Je vous conseille également le cours d'Ingénieur 1ère année de Stéphane Pelle de l'ENSG "Géomatique. La théorie des graphes", plus complexe et technique. Il aborde nombreuses notions utiles lorsqu'on veut comprendre l'application de la théorie des graphes en géomatique.
A noter que l'ENSG, qui propose déjà ici certains de ses supports de cours en ligne, propose depuis deux ans une plate-forme de Formation A Distance (e-learning) baptisée e-ENSG mais qui, pour l'instant, semble réservée en complément aux cours présenciels de l'ENSG ou encore pour des formations à distance pour des étudiants situés à l'étranger.
Si vous recherchez un vrai parcours de formation à distance, allez faire un tour sur le site ENVAM, Campus Numérique en Environnement et Aménagement de l'Université de Rennes 1, qui propose ici un choix parmi l'offre de formation diplômante ou de parcours qualifiants. Il existe plusieurs modules concernant la géomatique plus que la cartographie à proprement parler.

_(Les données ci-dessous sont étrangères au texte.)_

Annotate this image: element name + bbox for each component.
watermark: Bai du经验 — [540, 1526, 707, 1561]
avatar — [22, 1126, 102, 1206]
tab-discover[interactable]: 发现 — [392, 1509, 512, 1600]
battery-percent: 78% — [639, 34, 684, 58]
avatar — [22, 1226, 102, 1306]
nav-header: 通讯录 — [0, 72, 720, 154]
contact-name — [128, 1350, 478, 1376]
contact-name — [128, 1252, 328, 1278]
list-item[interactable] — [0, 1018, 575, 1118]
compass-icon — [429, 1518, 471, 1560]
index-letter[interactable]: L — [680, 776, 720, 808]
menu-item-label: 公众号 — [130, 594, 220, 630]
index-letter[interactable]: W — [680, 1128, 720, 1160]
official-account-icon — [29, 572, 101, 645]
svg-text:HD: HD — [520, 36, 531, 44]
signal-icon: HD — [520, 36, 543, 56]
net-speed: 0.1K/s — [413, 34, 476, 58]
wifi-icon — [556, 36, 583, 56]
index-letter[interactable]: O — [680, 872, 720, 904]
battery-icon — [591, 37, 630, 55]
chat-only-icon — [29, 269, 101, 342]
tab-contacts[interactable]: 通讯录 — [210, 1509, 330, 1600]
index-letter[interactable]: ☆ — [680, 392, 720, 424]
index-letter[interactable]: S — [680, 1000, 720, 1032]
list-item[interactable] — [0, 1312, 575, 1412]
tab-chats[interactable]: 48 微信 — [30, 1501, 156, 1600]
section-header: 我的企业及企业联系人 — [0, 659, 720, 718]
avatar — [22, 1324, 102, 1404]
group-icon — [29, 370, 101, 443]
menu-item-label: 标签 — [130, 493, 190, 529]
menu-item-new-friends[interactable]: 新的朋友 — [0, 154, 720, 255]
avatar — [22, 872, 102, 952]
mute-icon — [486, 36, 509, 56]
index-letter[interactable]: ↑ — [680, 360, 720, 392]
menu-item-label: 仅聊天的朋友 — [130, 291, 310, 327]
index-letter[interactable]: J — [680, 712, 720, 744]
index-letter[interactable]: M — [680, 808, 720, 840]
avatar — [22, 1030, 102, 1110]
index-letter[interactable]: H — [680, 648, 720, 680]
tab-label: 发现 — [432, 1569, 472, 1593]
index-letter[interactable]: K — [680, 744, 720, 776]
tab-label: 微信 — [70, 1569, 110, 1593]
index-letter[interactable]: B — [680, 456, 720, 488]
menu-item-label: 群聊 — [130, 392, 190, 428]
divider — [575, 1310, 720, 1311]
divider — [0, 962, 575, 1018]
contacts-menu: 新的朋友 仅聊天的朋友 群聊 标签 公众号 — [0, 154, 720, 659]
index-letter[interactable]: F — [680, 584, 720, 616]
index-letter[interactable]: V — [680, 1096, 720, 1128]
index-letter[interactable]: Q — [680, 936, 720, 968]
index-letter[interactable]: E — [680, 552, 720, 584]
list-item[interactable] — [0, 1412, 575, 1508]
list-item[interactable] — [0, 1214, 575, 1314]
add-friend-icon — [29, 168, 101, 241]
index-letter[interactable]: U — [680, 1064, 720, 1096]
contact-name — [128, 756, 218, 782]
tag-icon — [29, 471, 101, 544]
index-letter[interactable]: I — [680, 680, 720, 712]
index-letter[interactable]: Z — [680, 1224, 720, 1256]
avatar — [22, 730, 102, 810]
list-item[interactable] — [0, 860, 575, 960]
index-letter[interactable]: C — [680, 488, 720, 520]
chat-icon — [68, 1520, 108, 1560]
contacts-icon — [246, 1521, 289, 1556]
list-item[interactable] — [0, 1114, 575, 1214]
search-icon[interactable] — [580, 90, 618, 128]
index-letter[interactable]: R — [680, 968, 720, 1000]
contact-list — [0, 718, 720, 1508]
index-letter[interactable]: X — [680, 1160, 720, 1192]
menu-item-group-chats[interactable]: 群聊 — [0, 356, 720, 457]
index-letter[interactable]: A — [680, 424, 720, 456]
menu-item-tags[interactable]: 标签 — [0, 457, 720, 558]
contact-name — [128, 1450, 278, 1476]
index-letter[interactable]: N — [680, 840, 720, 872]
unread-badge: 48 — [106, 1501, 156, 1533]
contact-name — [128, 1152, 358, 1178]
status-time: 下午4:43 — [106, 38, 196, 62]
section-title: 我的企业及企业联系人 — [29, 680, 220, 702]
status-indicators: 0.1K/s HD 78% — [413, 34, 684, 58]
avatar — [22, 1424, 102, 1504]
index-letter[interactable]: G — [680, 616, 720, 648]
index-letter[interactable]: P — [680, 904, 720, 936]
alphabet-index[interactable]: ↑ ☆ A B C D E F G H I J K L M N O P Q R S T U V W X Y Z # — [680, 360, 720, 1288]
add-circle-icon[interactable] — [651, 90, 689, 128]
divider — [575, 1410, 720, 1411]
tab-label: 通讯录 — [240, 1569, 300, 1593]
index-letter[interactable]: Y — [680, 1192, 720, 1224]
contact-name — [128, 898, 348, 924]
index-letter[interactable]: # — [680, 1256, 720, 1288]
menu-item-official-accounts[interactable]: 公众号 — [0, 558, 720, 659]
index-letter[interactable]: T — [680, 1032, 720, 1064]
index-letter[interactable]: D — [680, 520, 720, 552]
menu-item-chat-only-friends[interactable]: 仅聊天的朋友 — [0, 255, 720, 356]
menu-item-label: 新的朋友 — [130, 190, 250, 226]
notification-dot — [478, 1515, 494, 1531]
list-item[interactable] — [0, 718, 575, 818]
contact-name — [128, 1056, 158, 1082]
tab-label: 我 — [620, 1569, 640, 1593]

Le site Educnet du Ministère de l'Education Nationale ne propose pas directement de cours de cartographie mais des liens vers une série de ressources pédagogiques sur l'usage de la cartographie et notamment des SIG par et pour des enseignants dans l'enseignement secondaire.
Le Département de Géographie de l'Université du Québec à Montréal propose certains cours sur les SIG où sont inclus des chapitres sur la modélisation cartographique ou encore des cours et TD sur les principales fonctions d'un SIG (déjà un peu ancien et basé sur ArcView d'ESRI).
Pour disposer d'un document synthétique sur la cartographie, je vous invite à consulter ce document, intitulé "A la découverte de la cartographie", publié par l'Administration du Cadastre et de la Topographie du Luxembourg qui peut être utilisé par de nombreux publics adultes et scolaires.
Si vous êtes prêt à (re)partir sur les bancs de l'université, vous pourrez peut-être trouver la formation de votre choix sur le site Geoform, portail de l'offre de formation en géomatique et cartographie (entre autres) en France et dans plusieurs pays francophones, supporté par l'AFIGEO.

Même si ce site est en cours de refonte, il permet néanmoins de proposer déjà un premier panorama des formations dans les domaines concernés. Voici ici ce qu'est l'offre des formations en cartographie inventoriées par ce site.

Pour finir je ne résiste pas la tentation de vous signaler cette petite animation vidéo intitulée "Mont d'Or" de Julien Monteux et Nicolas Coltice (Université de Lyon 1, 2006) qui "permet de faire le lien entre carte et paysage et utilisable pour préparer une séance de terrain à Limonest(Rhône)". Cela me rappelle mes cours de géographie à l'université, en particulier les sorties sur le terrain en autocar qui s'apparentaient souvent à des colonies de vacances où le terrain était le prétexte pour sortir quelques heures des murs et des amphis un peu tristes de la fac.